Imaginez un métro bondé aux heures de pointe. Maintenant imaginez que les portes ne se ferment pas. Rajoutez donc des gens à moitié dehors, accrochés à la porte. Le voyage a duré 3h et être à l'intérieur est la partie reposante du voyage, la partie la moins difficile, la moins horrible.Car prenez ce train bondé qui arrive en gare et imaginez qu'il doive se vider puis se re-remplir d'autant de personnes. La solution la plus simple et la plus raisonnable serait d'attendre que le train se vide pour commencer à monter dedans. Sauf que ça ne se passe pas exactement comme ça. A l'annonce de l'arrivée du train, les gens traversent les rails pour se placer de l'autre côté du train. Il y a donc des gens de chaque côté, prêts à se jeter sur le train.Celui-ci arrive, les gens se ruent, se poussent, certains essaient de sortir et ceux qui veulent rentrer poussent dans l'autre sens. La cohue est monstrueuse, et nous voilà projetés contre le train. Les gens se bousculent et nous poussent, d'autres se jettent tant bien que mal alors que d'autres essaient de sortir. Collés au train, nous attendons le bon moment pour tenter de monter. Sauf qu'attendre que la personne dans l'autre sens sorte implique retenir la poussée violente exercée par tous les passagers derrière nous qui, telle une mêlée massive, nous propulse vers l'avant. Un indien me prend ma valise pour m'aider au moment où nous sommes entraînés dans le train tandis qu'un homme essayant de sortir est bloqué par son sac à dos resté à l'intérieur mais accroché à ses épaules. Nous parvenons à entrer et l'indien nous montre alors où nous mettre, dans un coin, près de la porte. Il nous fait comprendre qu'il est inutile d'essayer d'aller plus loin dans le wagon, et nous assistons stupéfaits à de véritables batailles pour les quelques places assises disponibles. Je m'en sors avec une griffure sur le bras, moindre mal quand on imagine avec quelle violence les gens se précipitent dans le train.

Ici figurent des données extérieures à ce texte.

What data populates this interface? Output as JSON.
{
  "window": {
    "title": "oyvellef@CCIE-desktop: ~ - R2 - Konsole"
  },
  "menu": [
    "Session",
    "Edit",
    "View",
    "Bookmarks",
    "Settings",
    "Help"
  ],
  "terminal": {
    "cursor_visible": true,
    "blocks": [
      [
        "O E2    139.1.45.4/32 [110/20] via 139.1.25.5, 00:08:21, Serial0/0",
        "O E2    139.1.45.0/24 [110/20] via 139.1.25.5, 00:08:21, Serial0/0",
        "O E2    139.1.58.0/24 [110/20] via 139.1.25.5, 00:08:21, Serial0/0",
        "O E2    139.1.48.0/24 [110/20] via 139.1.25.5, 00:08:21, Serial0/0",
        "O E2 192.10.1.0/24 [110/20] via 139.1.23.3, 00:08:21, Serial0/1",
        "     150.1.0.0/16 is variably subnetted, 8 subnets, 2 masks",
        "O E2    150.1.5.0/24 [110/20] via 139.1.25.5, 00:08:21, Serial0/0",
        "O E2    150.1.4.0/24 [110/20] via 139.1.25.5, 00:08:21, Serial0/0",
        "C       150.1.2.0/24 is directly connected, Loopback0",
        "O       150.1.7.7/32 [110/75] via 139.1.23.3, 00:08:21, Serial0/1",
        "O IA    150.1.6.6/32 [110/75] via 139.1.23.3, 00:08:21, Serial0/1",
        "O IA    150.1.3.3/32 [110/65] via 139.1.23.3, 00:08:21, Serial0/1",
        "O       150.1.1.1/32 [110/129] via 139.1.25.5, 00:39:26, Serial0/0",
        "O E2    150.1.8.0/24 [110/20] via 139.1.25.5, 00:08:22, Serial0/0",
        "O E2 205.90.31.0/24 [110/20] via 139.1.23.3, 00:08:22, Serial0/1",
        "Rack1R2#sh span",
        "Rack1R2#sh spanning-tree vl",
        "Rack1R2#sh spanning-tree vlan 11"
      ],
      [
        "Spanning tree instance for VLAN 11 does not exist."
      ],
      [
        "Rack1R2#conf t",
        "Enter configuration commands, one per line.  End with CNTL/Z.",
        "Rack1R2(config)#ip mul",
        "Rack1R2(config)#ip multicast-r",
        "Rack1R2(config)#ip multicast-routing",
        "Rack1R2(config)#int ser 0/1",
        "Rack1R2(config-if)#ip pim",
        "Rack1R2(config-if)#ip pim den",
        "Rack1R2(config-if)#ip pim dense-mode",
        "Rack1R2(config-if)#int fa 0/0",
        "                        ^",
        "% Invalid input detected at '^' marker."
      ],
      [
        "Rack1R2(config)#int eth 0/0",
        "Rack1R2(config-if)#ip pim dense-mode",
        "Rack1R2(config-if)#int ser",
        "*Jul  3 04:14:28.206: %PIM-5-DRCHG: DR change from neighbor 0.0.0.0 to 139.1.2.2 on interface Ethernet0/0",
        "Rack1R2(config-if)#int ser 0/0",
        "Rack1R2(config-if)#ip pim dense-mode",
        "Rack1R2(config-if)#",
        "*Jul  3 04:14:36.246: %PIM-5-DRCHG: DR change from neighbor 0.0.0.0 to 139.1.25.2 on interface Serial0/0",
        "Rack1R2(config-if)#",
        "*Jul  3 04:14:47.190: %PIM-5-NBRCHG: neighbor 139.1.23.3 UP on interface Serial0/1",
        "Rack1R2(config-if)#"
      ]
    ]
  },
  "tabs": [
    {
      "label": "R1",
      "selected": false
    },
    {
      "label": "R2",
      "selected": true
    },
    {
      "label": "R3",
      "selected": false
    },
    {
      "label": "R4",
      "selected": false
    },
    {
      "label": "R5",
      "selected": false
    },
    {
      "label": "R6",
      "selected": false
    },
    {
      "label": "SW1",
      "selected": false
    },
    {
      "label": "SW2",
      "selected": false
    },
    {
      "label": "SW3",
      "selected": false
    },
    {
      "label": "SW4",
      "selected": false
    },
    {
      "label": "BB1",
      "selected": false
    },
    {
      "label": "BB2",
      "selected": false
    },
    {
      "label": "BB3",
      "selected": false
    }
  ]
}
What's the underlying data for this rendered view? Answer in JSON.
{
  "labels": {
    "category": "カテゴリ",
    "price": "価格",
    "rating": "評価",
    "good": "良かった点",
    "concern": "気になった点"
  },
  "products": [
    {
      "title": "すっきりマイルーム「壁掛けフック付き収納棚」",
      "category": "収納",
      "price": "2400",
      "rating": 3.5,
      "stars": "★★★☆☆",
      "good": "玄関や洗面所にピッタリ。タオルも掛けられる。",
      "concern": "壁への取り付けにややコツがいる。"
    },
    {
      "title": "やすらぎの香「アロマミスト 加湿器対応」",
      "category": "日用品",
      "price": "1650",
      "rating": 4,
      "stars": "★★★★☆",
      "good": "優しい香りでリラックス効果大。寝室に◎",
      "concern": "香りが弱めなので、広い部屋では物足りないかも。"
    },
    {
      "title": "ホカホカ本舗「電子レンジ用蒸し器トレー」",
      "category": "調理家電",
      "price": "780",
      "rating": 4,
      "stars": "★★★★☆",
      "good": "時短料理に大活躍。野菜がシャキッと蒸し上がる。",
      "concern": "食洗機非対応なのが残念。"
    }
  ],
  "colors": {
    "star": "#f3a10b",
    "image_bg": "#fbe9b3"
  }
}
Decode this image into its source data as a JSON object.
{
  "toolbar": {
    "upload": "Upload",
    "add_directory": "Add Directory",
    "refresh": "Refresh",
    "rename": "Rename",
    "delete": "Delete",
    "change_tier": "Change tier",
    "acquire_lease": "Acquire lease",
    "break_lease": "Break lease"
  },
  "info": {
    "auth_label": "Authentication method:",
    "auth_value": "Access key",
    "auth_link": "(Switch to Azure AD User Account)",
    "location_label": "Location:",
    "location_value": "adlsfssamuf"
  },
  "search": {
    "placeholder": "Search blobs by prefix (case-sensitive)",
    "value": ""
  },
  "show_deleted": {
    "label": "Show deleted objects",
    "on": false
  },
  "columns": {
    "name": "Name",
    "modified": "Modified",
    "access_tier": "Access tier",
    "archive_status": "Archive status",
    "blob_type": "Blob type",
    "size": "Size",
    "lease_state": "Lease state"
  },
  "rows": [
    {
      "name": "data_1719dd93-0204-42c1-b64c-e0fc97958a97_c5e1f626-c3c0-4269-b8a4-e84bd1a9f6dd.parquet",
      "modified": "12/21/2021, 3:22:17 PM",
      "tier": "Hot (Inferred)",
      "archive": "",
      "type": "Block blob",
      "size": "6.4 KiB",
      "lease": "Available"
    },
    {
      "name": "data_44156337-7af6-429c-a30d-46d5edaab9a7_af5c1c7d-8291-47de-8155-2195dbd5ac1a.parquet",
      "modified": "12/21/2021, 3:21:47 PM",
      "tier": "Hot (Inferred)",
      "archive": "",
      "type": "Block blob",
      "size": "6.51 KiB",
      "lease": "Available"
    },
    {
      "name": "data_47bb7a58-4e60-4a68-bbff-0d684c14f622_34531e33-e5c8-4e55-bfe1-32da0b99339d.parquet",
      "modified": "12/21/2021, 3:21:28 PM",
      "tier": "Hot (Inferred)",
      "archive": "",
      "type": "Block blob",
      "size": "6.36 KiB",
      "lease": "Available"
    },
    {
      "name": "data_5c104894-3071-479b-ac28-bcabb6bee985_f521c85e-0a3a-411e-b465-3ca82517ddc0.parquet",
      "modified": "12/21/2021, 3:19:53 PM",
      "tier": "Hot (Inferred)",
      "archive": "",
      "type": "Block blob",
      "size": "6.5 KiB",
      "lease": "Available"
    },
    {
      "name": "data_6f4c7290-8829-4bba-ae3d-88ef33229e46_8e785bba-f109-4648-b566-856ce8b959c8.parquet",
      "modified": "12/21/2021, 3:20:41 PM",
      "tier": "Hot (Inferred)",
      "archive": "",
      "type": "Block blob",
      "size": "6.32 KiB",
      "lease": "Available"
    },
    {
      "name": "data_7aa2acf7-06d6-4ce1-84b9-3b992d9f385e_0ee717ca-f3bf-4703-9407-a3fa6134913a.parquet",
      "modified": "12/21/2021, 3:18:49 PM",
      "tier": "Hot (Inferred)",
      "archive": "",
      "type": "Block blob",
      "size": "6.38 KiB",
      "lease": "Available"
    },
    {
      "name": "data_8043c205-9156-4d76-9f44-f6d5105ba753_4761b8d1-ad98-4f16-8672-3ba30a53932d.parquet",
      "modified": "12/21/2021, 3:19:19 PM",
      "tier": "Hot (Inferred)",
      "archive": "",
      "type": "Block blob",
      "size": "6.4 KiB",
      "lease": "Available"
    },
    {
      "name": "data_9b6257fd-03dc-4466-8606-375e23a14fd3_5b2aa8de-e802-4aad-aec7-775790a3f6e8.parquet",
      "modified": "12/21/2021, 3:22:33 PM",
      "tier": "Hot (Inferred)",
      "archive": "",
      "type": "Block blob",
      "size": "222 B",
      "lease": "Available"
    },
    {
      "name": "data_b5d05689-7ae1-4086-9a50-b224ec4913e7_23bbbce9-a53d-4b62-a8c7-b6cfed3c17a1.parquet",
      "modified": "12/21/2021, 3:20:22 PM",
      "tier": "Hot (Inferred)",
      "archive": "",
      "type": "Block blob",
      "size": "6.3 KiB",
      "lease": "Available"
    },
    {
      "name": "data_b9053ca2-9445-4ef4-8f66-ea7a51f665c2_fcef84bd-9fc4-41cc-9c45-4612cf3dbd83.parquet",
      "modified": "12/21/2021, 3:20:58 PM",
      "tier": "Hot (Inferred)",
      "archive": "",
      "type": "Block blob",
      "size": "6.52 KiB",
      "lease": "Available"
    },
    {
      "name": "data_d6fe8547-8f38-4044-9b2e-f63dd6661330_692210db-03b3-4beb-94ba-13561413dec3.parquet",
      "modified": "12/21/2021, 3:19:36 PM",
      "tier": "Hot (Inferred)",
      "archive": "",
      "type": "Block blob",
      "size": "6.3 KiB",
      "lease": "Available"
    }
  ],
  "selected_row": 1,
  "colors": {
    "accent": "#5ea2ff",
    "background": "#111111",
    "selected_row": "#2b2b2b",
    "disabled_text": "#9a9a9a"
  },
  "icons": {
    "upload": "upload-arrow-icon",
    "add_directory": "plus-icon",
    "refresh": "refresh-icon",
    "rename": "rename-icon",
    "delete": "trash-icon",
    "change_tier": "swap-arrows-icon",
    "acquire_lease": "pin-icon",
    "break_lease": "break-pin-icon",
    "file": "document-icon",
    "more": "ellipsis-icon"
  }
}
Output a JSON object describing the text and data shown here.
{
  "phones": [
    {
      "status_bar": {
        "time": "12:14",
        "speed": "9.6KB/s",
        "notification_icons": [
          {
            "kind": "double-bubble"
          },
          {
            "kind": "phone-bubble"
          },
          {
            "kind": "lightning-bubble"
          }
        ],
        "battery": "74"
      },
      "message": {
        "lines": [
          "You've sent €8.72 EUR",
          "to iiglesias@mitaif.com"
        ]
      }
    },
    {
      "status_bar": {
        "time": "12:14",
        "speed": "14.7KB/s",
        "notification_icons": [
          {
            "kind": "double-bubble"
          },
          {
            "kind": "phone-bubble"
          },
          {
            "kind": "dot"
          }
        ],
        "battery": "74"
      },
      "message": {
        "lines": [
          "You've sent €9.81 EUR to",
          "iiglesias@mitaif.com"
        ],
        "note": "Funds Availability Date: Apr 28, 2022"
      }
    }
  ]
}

Cela a l'air bien inhumain et pourtant, au sein de cette cohue sans nom, nous avons fait de belles rencontres. Un indien nous a même invité chez lui suite à cette rencontre dans le train. Faute de temps, nous avons été contraints de décliner l'invitation mais il nous a tout de même trouvé un rickshaw, nous a conduits à la station de bus, nous a permis de trouver le bon bus, ce qui sans lui se serait révélé très compliqué, nous a offert à manger, bref, une de ces rencontres qui vous réconcilient avec la nature humaine !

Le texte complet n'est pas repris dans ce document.